MARCH 31, 2003 VOLUME 10, NUMBER 39

Contingency fee agreements are common in personal injury cases and many other types of litigation. In some kinds of lawsuits (for example, divorce or criminal cases) contingency fee arrangements are banned as being against public policy. Are contingency fees permissible in probate cases, and particularly will contests? According to a recent Louisiana case, the answer is yes—but only if the fees calculated on a contingency basis are “reasonable.”

After Betty Kinchen Bankston died in 2000 her heirs found a document that appeared to be her last will. Local attorney Keith Rowe, representing one of the estate’s beneficiaries, filed the will with the probate court and secured initial orders recognizing its validity. Then, as he was required by state probate law to do, he gave notice to the persons who would take Ms. Bankston’s estate if the will was not valid.

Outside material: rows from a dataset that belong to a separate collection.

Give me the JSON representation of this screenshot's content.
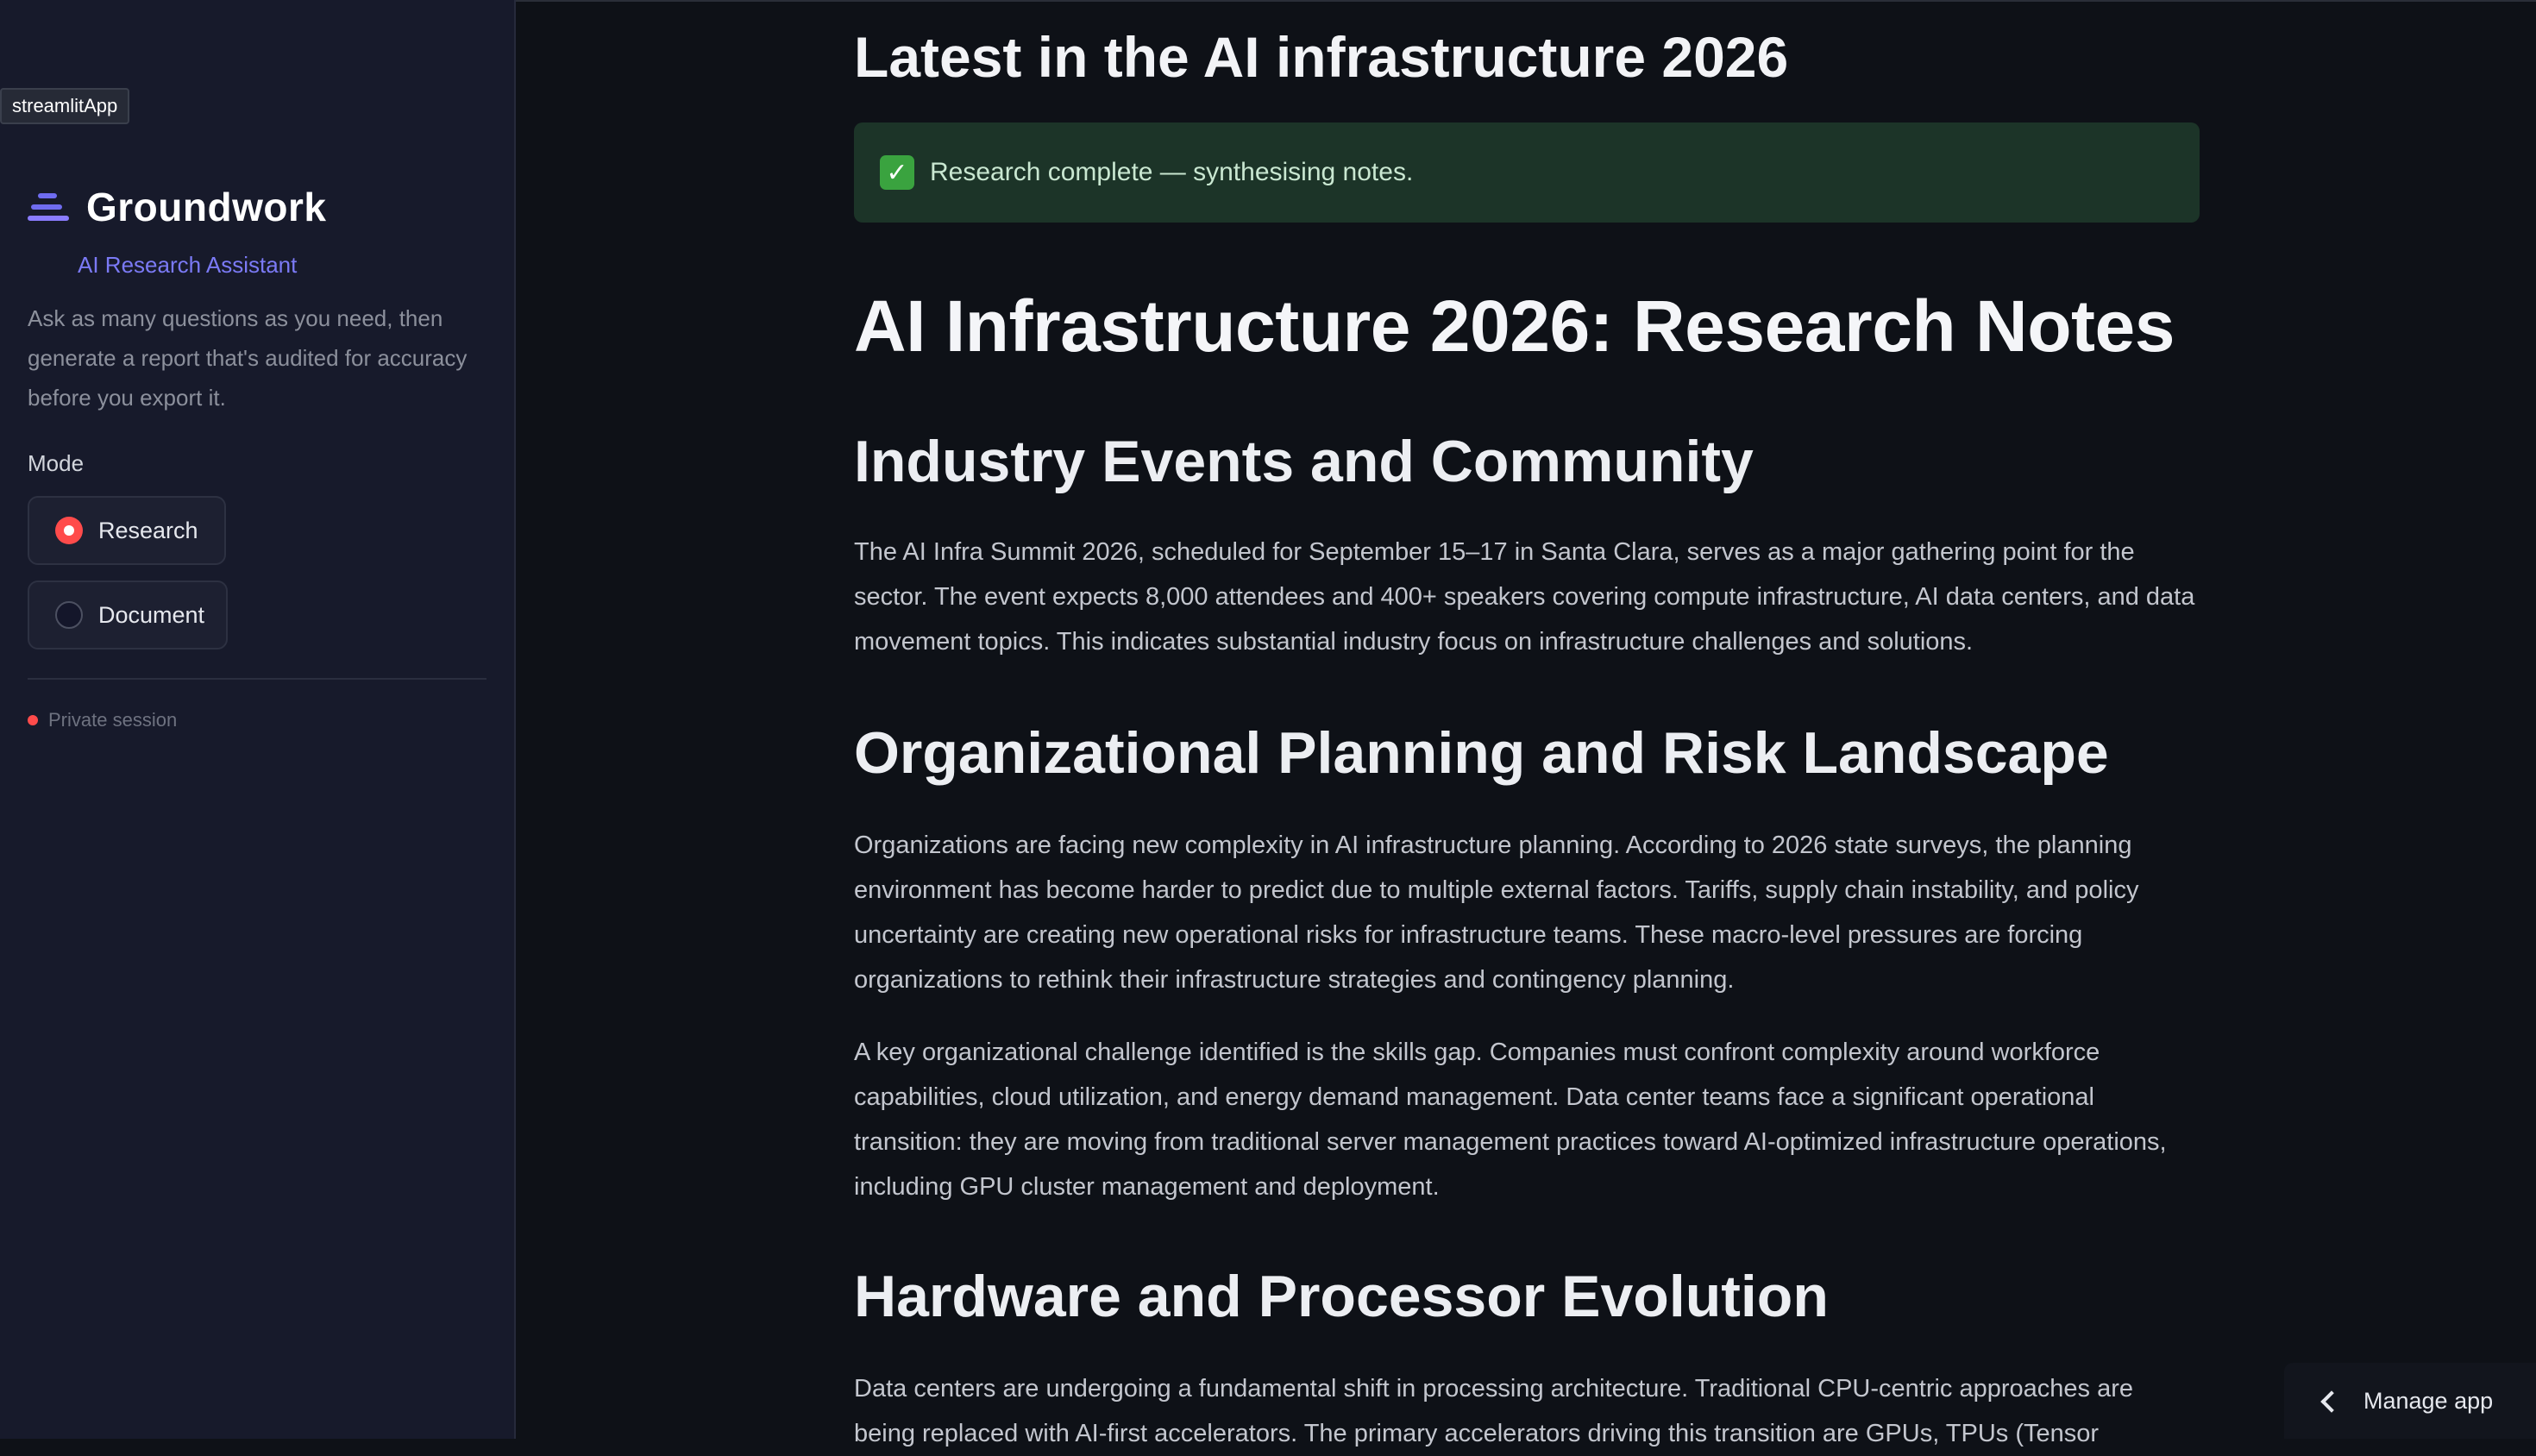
{
  "sidebar": {
    "app_tag": "streamlitApp",
    "brand_title": "Groundwork",
    "brand_subtitle": "AI Research Assistant",
    "description": "Ask as many questions as you need, then generate a report that's audited for accuracy before you export it.",
    "mode_label": "Mode",
    "modes": [
      {
        "label": "Research",
        "selected": true
      },
      {
        "label": "Document",
        "selected": false
      }
    ],
    "session_status": "Private session"
  },
  "main": {
    "query_title": "Latest in the AI infrastructure 2026",
    "status_alert": "Research complete — synthesising notes.",
    "notes_title": "AI Infrastructure 2026: Research Notes",
    "sections": [
      {
        "heading": "Industry Events and Community",
        "paragraphs": [
          "The AI Infra Summit 2026, scheduled for September 15–17 in Santa Clara, serves as a major gathering point for the sector. The event expects 8,000 attendees and 400+ speakers covering compute infrastructure, AI data centers, and data movement topics. This indicates substantial industry focus on infrastructure challenges and solutions."
        ]
      },
      {
        "heading": "Organizational Planning and Risk Landscape",
        "paragraphs": [
          "Organizations are facing new complexity in AI infrastructure planning. According to 2026 state surveys, the planning environment has become harder to predict due to multiple external factors. Tariffs, supply chain instability, and policy uncertainty are creating new operational risks for infrastructure teams. These macro-level pressures are forcing organizations to rethink their infrastructure strategies and contingency planning.",
          "A key organizational challenge identified is the skills gap. Companies must confront complexity around workforce capabilities, cloud utilization, and energy demand management. Data center teams face a significant operational transition: they are moving from traditional server management practices toward AI-optimized infrastructure operations, including GPU cluster management and deployment."
        ]
      },
      {
        "heading": "Hardware and Processor Evolution",
        "paragraphs": [
          "Data centers are undergoing a fundamental shift in processing architecture. Traditional CPU-centric approaches are being replaced with AI-first accelerators. The primary accelerators driving this transition are GPUs, TPUs (Tensor"
        ]
      }
    ]
  },
  "footer": {
    "manage_app_label": "Manage app"
  },
  "colors": {
    "background": "#0e1117",
    "sidebar": "#171a2b",
    "accent": "#ff4b4b",
    "brand": "#6f6cf0",
    "success_bg": "#1c3428"
  }
}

About two-thirds of those heirs (thirty-four individuals in all) hired attorney Joseph Simpson to challenge the document as a forgery. Their fee agreement provided that Mr. Simpson would receive one-third of their share of the estate if he was successful. Mr. Simpson then filed a challenge to the will.

After reviewing the evidence, Mr. Rowe (the lawyer who originally filed the probate proceeding) and his client agreed that the will was invalid. They withdrew their request for probate.

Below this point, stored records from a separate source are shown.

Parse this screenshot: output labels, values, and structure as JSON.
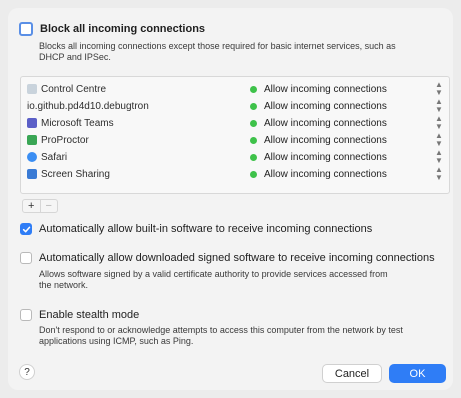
{
  "block_all": {
    "label": "Block all incoming connections",
    "checked": false,
    "description_line1": "Blocks all incoming connections except those required for basic internet services, such as",
    "description_line2": "DHCP and IPSec."
  },
  "apps": [
    {
      "name": "Control Centre",
      "icon": "control-centre-icon",
      "icon_color": "#c9d3dc",
      "status": "Allow incoming connections"
    },
    {
      "name": "io.github.pd4d10.debugtron",
      "icon": "",
      "icon_color": "",
      "status": "Allow incoming connections"
    },
    {
      "name": "Microsoft Teams",
      "icon": "microsoft-teams-icon",
      "icon_color": "#5b5fc7",
      "status": "Allow incoming connections"
    },
    {
      "name": "ProProctor",
      "icon": "proproctor-icon",
      "icon_color": "#3aa655",
      "status": "Allow incoming connections"
    },
    {
      "name": "Safari",
      "icon": "safari-icon",
      "icon_color": "#3b8ef3",
      "status": "Allow incoming connections"
    },
    {
      "name": "Screen Sharing",
      "icon": "screen-sharing-icon",
      "icon_color": "#3a7bd5",
      "status": "Allow incoming connections"
    }
  ],
  "status_color": "#3ec24a",
  "add_label": "+",
  "remove_label": "−",
  "auto_builtin": {
    "label": "Automatically allow built-in software to receive incoming connections",
    "checked": true
  },
  "auto_signed": {
    "label": "Automatically allow downloaded signed software to receive incoming connections",
    "checked": false,
    "description_line1": "Allows software signed by a valid certificate authority to provide services accessed from",
    "description_line2": "the network."
  },
  "stealth": {
    "label": "Enable stealth mode",
    "checked": false,
    "description_line1": "Don't respond to or acknowledge attempts to access this computer from the network by test",
    "description_line2": "applications using ICMP, such as Ping."
  },
  "help_label": "?",
  "cancel_label": "Cancel",
  "ok_label": "OK",
  "accent_color": "#2f7df6"
}
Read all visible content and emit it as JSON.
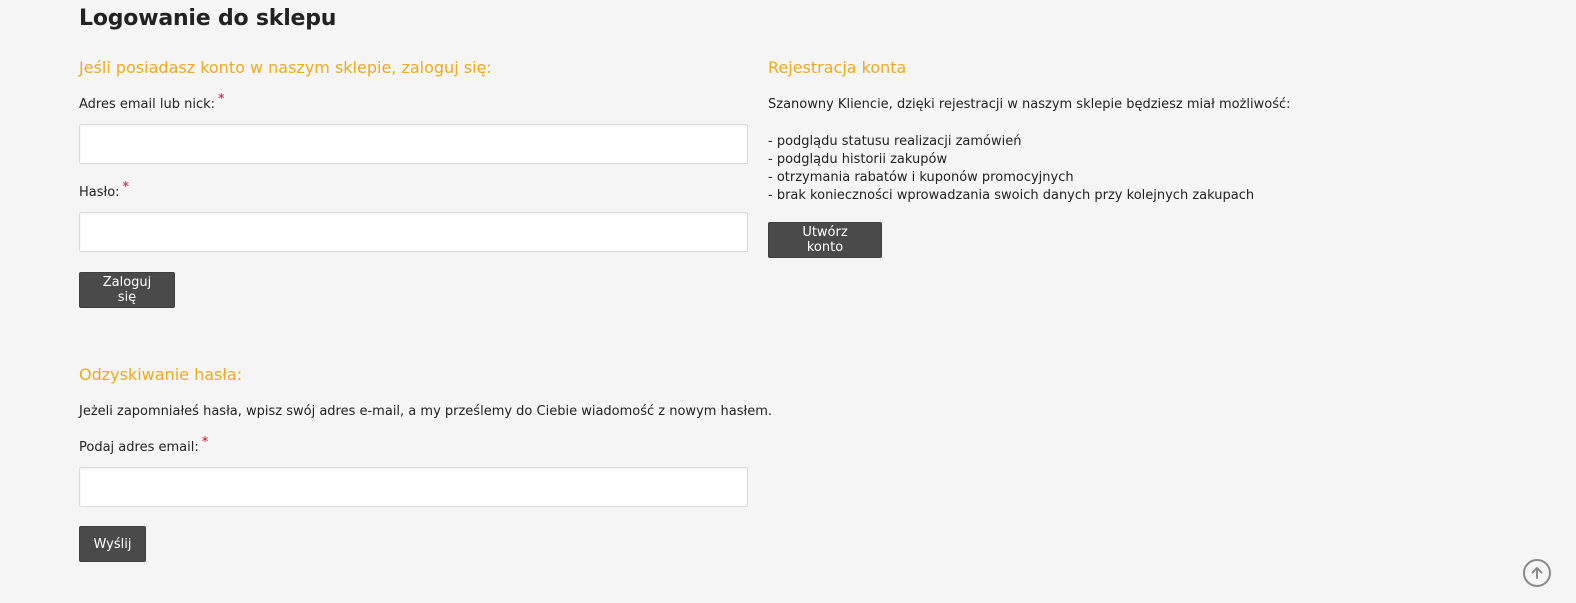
{
  "page": {
    "title": "Logowanie do sklepu"
  },
  "login": {
    "heading": "Jeśli posiadasz konto w naszym sklepie, zaloguj się:",
    "email_label": "Adres email lub nick:",
    "email_value": "",
    "password_label": "Hasło:",
    "password_value": "",
    "required_mark": "*",
    "submit_label": "Zaloguj się"
  },
  "register": {
    "heading": "Rejestracja konta",
    "intro": "Szanowny Kliencie, dzięki rejestracji w naszym sklepie będziesz miał możliwość:",
    "benefits": [
      "- podglądu statusu realizacji zamówień",
      "- podglądu historii zakupów",
      "- otrzymania rabatów i kuponów promocyjnych",
      "- brak konieczności wprowadzania swoich danych przy kolejnych zakupach"
    ],
    "button_label": "Utwórz konto"
  },
  "recovery": {
    "heading": "Odzyskiwanie hasła:",
    "description": "Jeżeli zapomniałeś hasła, wpisz swój adres e-mail, a my prześlemy do Ciebie wiadomość z nowym hasłem.",
    "email_label": "Podaj adres email:",
    "email_value": "",
    "required_mark": "*",
    "submit_label": "Wyślij"
  },
  "scroll_top": {
    "icon": "arrow-up-circle-icon"
  },
  "colors": {
    "accent": "#efa91d",
    "button_bg": "#4a4a4a",
    "required": "#d0021b",
    "page_bg": "#f5f5f5"
  }
}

As it turned out, Ms. Bankston’s estate was worth over $2,400,000, and Mr. Simpson’s percentage fee was about $600,000. One of his clients objected that the fee was excessive and should not be allowed.

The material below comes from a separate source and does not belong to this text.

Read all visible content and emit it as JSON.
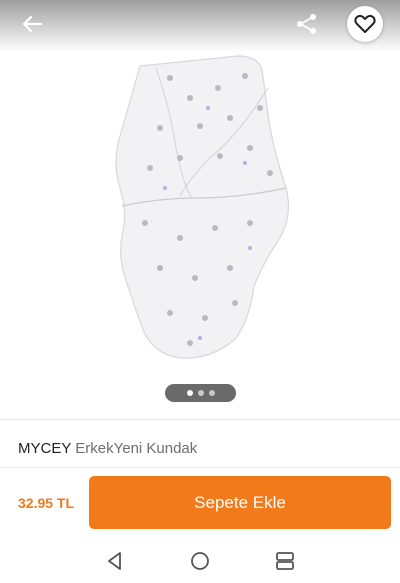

Mr. Simpson pointed out that he had a validly executed fee agreement, and argued that he was entitled to the whole fee. The trial judge ordered distribution of the entire contingency fee to Mr. Simpson’s law firm.

The Louisiana Court of Appeal disagreed. The appellate judges agreed that there is no prohibition against contingency fee agreements in probate cases, but noted that any lawyer’s fee is subject to a requirement that it be “reasonable.” In this case, the judges pointed out, Mr. Simpson’s billing records indicated that he performed no more than thirty hours of work, and he even limited his risk by including a provision that he could dismiss the challenge if a handwriting expert did not support the will challenge. On top of all that, Mr. Rowe’s firm had done most of the work involved in administering the estate. The appellate court directed the trial court to determine a reasonable fee for Mr. Simpson.

What elements will determine the “reasonableness” of Mr. Simpson’s fee when the case returns to the trial court? The law on attorneys’ fees is fairly clear. The judge will be looking for the total amount of time spent by Mr. Simpson and his firm, the necessity for the work that was done, the prevailing rate for attorneys’ work in the community and in the type of case involved, the complexity of the case, the experience and reputation of Mr. Simpson and other relevant factors. After reviewing all of that, the judge might approve the fee as requested, or reduce it. Succession of Bankston, February 14, 2003.